En effet, ces quatre performances sont indissociables de la performance globale de l’entreprise (le pourquoi de la RSE).

Pour atteindre cette performance globale, l’entreprise, quelle que soit sa taille, avec l’engagement de tous en son sein et en premier de sa Direction Générale, met en place et développe une démarche RSE. Cette démarche sera coordonnée généralement par sa Direction, son Responsable, en charge du Développement Durable.

Pour comprendre cette démarche, les principaux concepts de la Responsabilité Sociétale d’Entreprise (la RSE c’est Quoi ?), nous nous appuierons dans les prochains articles sur un schéma bâti autour de cette pyramide de la RSE. Nous verrons tout d’abord que cette pyramide RSE, cette démarche RSE, ne sera robuste que si elle est construite sur des fondations solides.

Pour accroître sa performance globale, c’est-à-dire à la fois sa performance économique et sa performance RSE, l’entreprise doit mettre en place et développer une démarche RSE. Mais cette démarche, pour être efficace, robuste, sincère et crédible, doit s’appuyer sur des fondamentaux.

Ces fondamentaux sont tout d’abord 3 piliers :

  • la Vision (et/ou la Mission) de l’entreprise, du chef d’entreprise et dans laquelle chacun dans l’entreprise se reconnaît,
  • les Valeurs, généralement définies par la Direction Générale de l’entreprise,
  • l’Ambition RSE proposée puis mise en place par la direction Développement Durable avec l’ensemble des acteurs de l’entreprise.
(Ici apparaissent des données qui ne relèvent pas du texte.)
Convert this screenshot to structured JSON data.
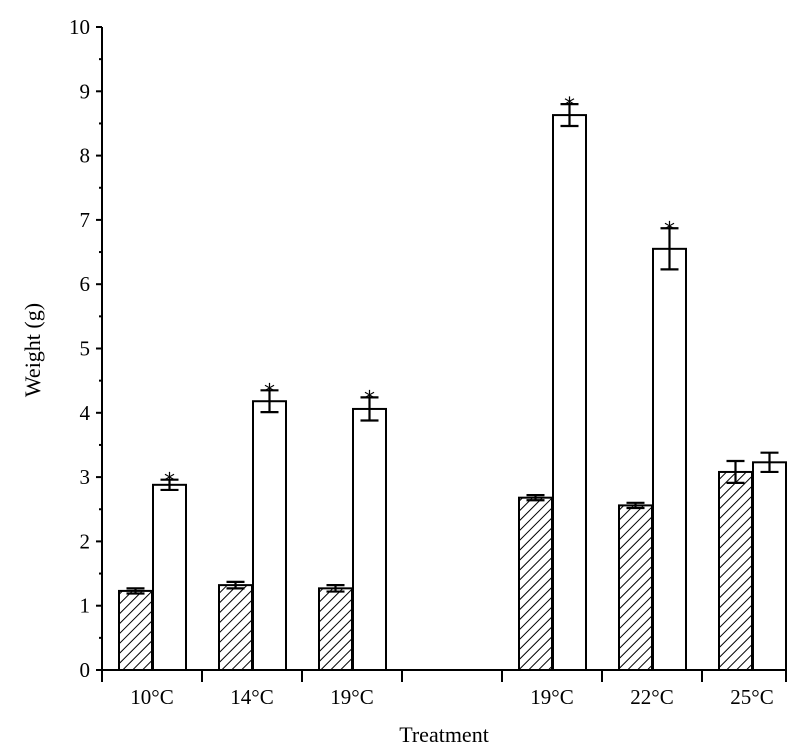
{
  "chart_data": {
    "type": "bar",
    "xlabel": "Treatment",
    "ylabel": "Weight (g)",
    "ylim": [
      0,
      10
    ],
    "yticks": [
      0,
      1,
      2,
      3,
      4,
      5,
      6,
      7,
      8,
      9,
      10
    ],
    "grid": false,
    "legend": "none",
    "categories": [
      "10°C",
      "14°C",
      "19°C",
      "19°C",
      "22°C",
      "25°C"
    ],
    "series": [
      {
        "pattern": "hatched",
        "values": [
          1.23,
          1.32,
          1.27,
          2.68,
          2.56,
          3.08
        ],
        "errors": [
          0.04,
          0.05,
          0.05,
          0.04,
          0.04,
          0.17
        ]
      },
      {
        "pattern": "open",
        "values": [
          2.88,
          4.18,
          4.06,
          8.63,
          6.55,
          3.23
        ],
        "errors": [
          0.08,
          0.17,
          0.18,
          0.17,
          0.32,
          0.15
        ],
        "significance": [
          "*",
          "*",
          "*",
          "*",
          "*",
          ""
        ]
      }
    ],
    "colors": {
      "axis": "#000000",
      "open_fill": "#ffffff",
      "hatch": "#000000"
    }
  }
}
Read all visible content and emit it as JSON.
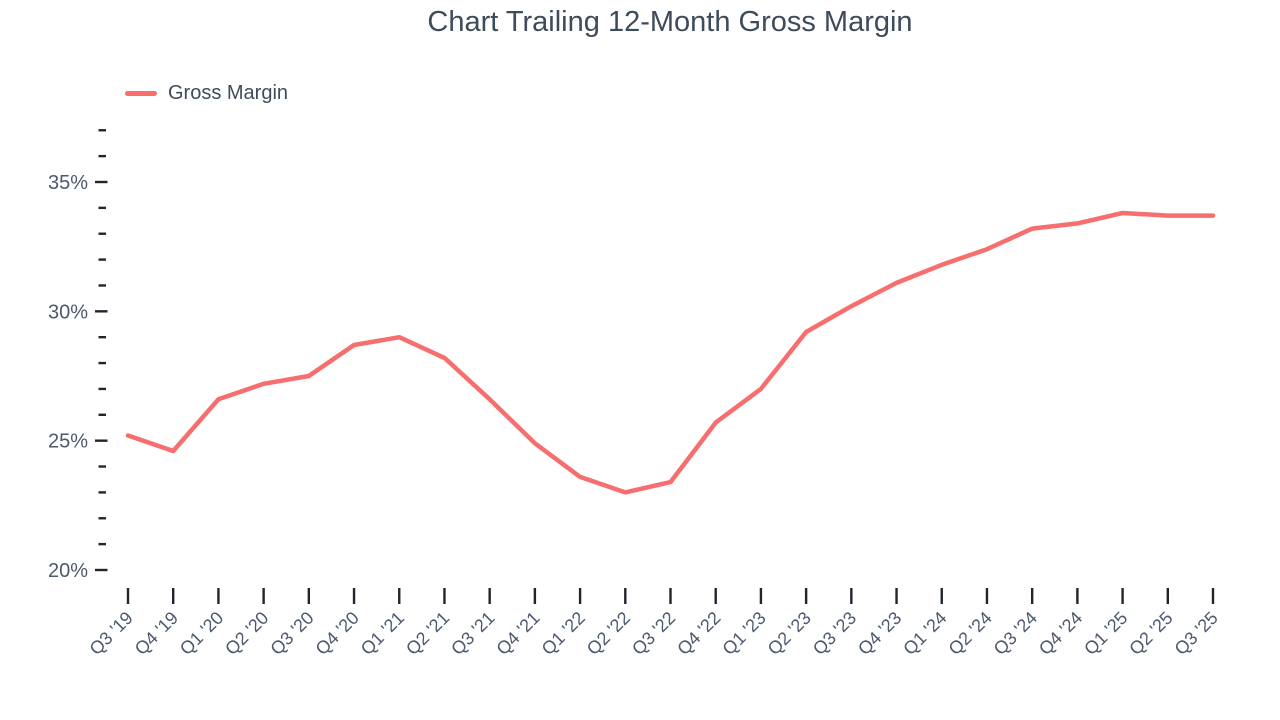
{
  "title": "Chart Trailing 12-Month Gross Margin",
  "legend": {
    "label": "Gross Margin",
    "swatch_icon": "line-swatch-icon"
  },
  "colors": {
    "line": "#f76e6e",
    "title_text": "#3e4b5b",
    "axis_label_text": "#4c596e",
    "tick_mark": "#20262e",
    "background": "#ffffff"
  },
  "chart_data": {
    "type": "line",
    "title": "Chart Trailing 12-Month Gross Margin",
    "xlabel": "",
    "ylabel": "",
    "legend_position": "top-left",
    "grid": false,
    "categories": [
      "Q3 '19",
      "Q4 '19",
      "Q1 '20",
      "Q2 '20",
      "Q3 '20",
      "Q4 '20",
      "Q1 '21",
      "Q2 '21",
      "Q3 '21",
      "Q4 '21",
      "Q1 '22",
      "Q2 '22",
      "Q3 '22",
      "Q4 '22",
      "Q1 '23",
      "Q2 '23",
      "Q3 '23",
      "Q4 '23",
      "Q1 '24",
      "Q2 '24",
      "Q3 '24",
      "Q4 '24",
      "Q1 '25",
      "Q2 '25",
      "Q3 '25"
    ],
    "series": [
      {
        "name": "Gross Margin",
        "unit": "%",
        "values": [
          25.2,
          24.6,
          26.6,
          27.2,
          27.5,
          28.7,
          29.0,
          28.2,
          26.6,
          24.9,
          23.6,
          23.0,
          23.4,
          25.7,
          27.0,
          29.2,
          30.2,
          31.1,
          31.8,
          32.4,
          33.2,
          33.4,
          33.8,
          33.7,
          33.7
        ]
      }
    ],
    "y_axis": {
      "unit": "%",
      "min": 20,
      "max": 37,
      "major_ticks": [
        20,
        25,
        30,
        35
      ],
      "major_tick_labels": [
        "20%",
        "25%",
        "30%",
        "35%"
      ],
      "minor_tick_step": 1
    },
    "x_axis": {
      "label_rotation": -45,
      "ticks_per_category": true
    }
  }
}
La Vision de l’entreprise, ou la Raison d’être de l’entreprise, qui peut être complétée par une signature, doit en quelques mots permettre à tous de comprendre ce qu’est et veut être l’organisation, son état futur et désirable et sa contribution dans son environnement.

Une vision ambitieuse au-delà de donner un cap, engage la crédibilité de l’entreprise. Une entreprise qui définit sa vision comme l’apport de la santé ou d’une énergie responsable au plus grand nombre sous-tend ainsi et guide la stratégie et les actions de l’ensemble de l’entreprise dans le monde entier.
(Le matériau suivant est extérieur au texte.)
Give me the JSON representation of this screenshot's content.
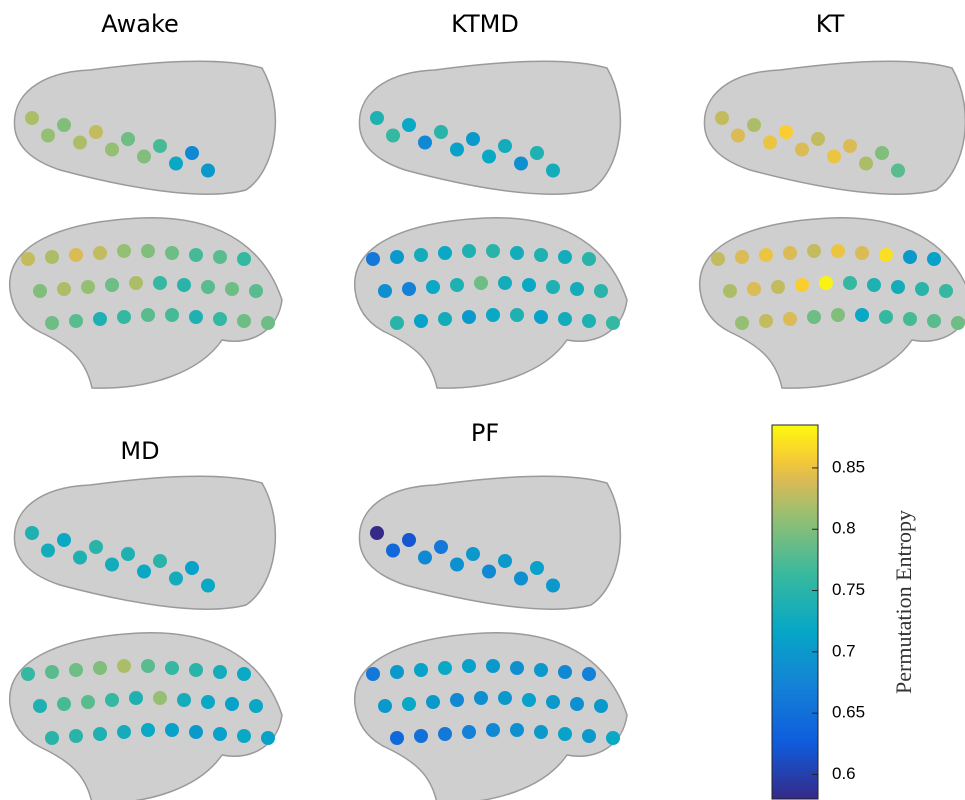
{
  "panels": [
    {
      "title": "Awake",
      "medial": [
        0.82,
        0.81,
        0.8,
        0.82,
        0.83,
        0.81,
        0.79,
        0.8,
        0.77,
        0.72,
        0.68,
        0.7
      ],
      "lateral": [
        0.83,
        0.82,
        0.84,
        0.83,
        0.81,
        0.8,
        0.79,
        0.77,
        0.78,
        0.76,
        0.8,
        0.82,
        0.81,
        0.79,
        0.82,
        0.76,
        0.75,
        0.78,
        0.79,
        0.78,
        0.79,
        0.78,
        0.74,
        0.76,
        0.78,
        0.77,
        0.74,
        0.76,
        0.79,
        0.79
      ]
    },
    {
      "title": "KTMD",
      "medial": [
        0.74,
        0.76,
        0.72,
        0.68,
        0.75,
        0.71,
        0.7,
        0.72,
        0.73,
        0.69,
        0.74,
        0.73
      ],
      "lateral": [
        0.66,
        0.7,
        0.73,
        0.72,
        0.74,
        0.75,
        0.73,
        0.74,
        0.73,
        0.75,
        0.69,
        0.67,
        0.72,
        0.74,
        0.79,
        0.73,
        0.72,
        0.74,
        0.73,
        0.75,
        0.75,
        0.71,
        0.73,
        0.7,
        0.72,
        0.74,
        0.71,
        0.73,
        0.74,
        0.76
      ]
    },
    {
      "title": "KT",
      "medial": [
        0.83,
        0.84,
        0.82,
        0.85,
        0.86,
        0.84,
        0.83,
        0.85,
        0.84,
        0.82,
        0.8,
        0.78
      ],
      "lateral": [
        0.83,
        0.84,
        0.85,
        0.84,
        0.83,
        0.85,
        0.84,
        0.87,
        0.7,
        0.71,
        0.82,
        0.84,
        0.83,
        0.86,
        0.88,
        0.76,
        0.74,
        0.73,
        0.75,
        0.76,
        0.81,
        0.83,
        0.84,
        0.79,
        0.8,
        0.72,
        0.76,
        0.77,
        0.78,
        0.79
      ]
    },
    {
      "title": "MD",
      "medial": [
        0.74,
        0.73,
        0.72,
        0.74,
        0.75,
        0.73,
        0.74,
        0.72,
        0.75,
        0.73,
        0.71,
        0.72
      ],
      "lateral": [
        0.76,
        0.78,
        0.79,
        0.8,
        0.82,
        0.78,
        0.76,
        0.75,
        0.73,
        0.72,
        0.74,
        0.77,
        0.78,
        0.76,
        0.74,
        0.81,
        0.73,
        0.72,
        0.71,
        0.72,
        0.75,
        0.75,
        0.74,
        0.73,
        0.72,
        0.71,
        0.7,
        0.71,
        0.72,
        0.71
      ]
    },
    {
      "title": "PF",
      "medial": [
        0.58,
        0.64,
        0.62,
        0.68,
        0.66,
        0.69,
        0.7,
        0.68,
        0.7,
        0.69,
        0.71,
        0.7
      ],
      "lateral": [
        0.66,
        0.7,
        0.71,
        0.72,
        0.71,
        0.7,
        0.69,
        0.7,
        0.68,
        0.67,
        0.7,
        0.72,
        0.7,
        0.68,
        0.69,
        0.7,
        0.71,
        0.7,
        0.69,
        0.7,
        0.64,
        0.65,
        0.66,
        0.67,
        0.68,
        0.69,
        0.7,
        0.71,
        0.7,
        0.72
      ]
    }
  ],
  "colorbar": {
    "label": "Permutation Entropy",
    "lim": [
      0.58,
      0.885
    ],
    "ticks": [
      0.6,
      0.65,
      0.7,
      0.75,
      0.8,
      0.85
    ]
  }
}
Les Valeurs, les principes de comportement et d’action, doivent permettre de guider chacun dans l’entreprise, dans ses décisions, dans un environnement de plus en plus complexe, et notamment lors de décisions difficiles à prendre pour lesquelles il n’existe pas de guide, de règles claires. Elles seront d’autant plus utiles qu’elles seront partagées et comprises, faites siennes par chacun dans l’entreprise, ce qui nécessite temps et efforts.
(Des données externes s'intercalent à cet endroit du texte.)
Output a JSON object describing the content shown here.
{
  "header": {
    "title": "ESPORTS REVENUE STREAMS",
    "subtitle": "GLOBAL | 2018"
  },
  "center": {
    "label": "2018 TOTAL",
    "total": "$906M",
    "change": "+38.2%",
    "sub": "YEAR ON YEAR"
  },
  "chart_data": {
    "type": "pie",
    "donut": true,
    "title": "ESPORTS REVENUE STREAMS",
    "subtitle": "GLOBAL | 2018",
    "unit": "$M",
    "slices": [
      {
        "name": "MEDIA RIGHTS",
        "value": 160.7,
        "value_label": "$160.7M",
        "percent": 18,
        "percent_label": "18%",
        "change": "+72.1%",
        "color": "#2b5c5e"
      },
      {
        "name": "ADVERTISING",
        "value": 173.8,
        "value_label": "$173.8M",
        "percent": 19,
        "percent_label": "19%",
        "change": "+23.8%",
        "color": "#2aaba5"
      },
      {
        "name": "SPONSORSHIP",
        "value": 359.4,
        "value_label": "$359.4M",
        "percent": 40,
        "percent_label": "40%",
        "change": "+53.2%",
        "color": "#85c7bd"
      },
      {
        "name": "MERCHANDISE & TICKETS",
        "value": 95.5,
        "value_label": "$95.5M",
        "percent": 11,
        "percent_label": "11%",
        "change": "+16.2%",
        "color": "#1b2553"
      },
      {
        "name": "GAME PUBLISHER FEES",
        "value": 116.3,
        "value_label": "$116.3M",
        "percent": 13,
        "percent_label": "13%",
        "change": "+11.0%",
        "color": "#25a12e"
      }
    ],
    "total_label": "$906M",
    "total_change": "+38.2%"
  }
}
Nous verrons brièvement au cours des prochains articles comment la Direction Développement Durable s’attache et contribue à définir l‘Ambition RSE de l’entreprise, le 3ème pilier.

Les fondations d’une démarche RSE

Les 3 piliers de cette fondation doivent ensuite être consolidés par 2 dalles.

La 1ère dalle concerne le respect des textes, qu’ils soient légaux, la hard law, la Conformité Réglementaire ; ou du domaine de la soft law comme les Référentiels RSE tels que l’ISO 26000, le Pacte Mondial, la GRI et comme les Chartes Mondiales de l’ONU, l’OCDE, l’OIT, que l’entreprise va s’engager à respecter et promouvoir.

Ces engagements pris par la Direction de l’entreprise et l’ensemble de ses entités cadrent les thèmes de la RSE et de son reporting. Respecter chartes et réglementations est un incontournable de la RSE.  Au-delà des règlementations locales elles appliqueront globalement les réglementations les plus exigeantes dans leur politique RSE, ainsi que les meilleures pratiques qu’elles définiront dans leurs politiques responsables, comme elles appliquent les best technologies pour leur politique d’excellence opérationnelle.

La 2ème dalle est celle de la Gouvernance de l’Entreprise qui doit permettre d’assurer un management responsable de l’entreprise par sa Direction Générale ; et aussi de l’Éthique de l’entreprise qui, au-delà de son code de conduite, doit être connue, comprise par tous, pilotée, gouvernée, contrôlée et reportée. Cette éthique couvre, bien sûr, tous les aspects de la RSE. Elle nécessite la mise en place d’un vrai Système de Management comme pour la sécurité, comme pour l’environnement.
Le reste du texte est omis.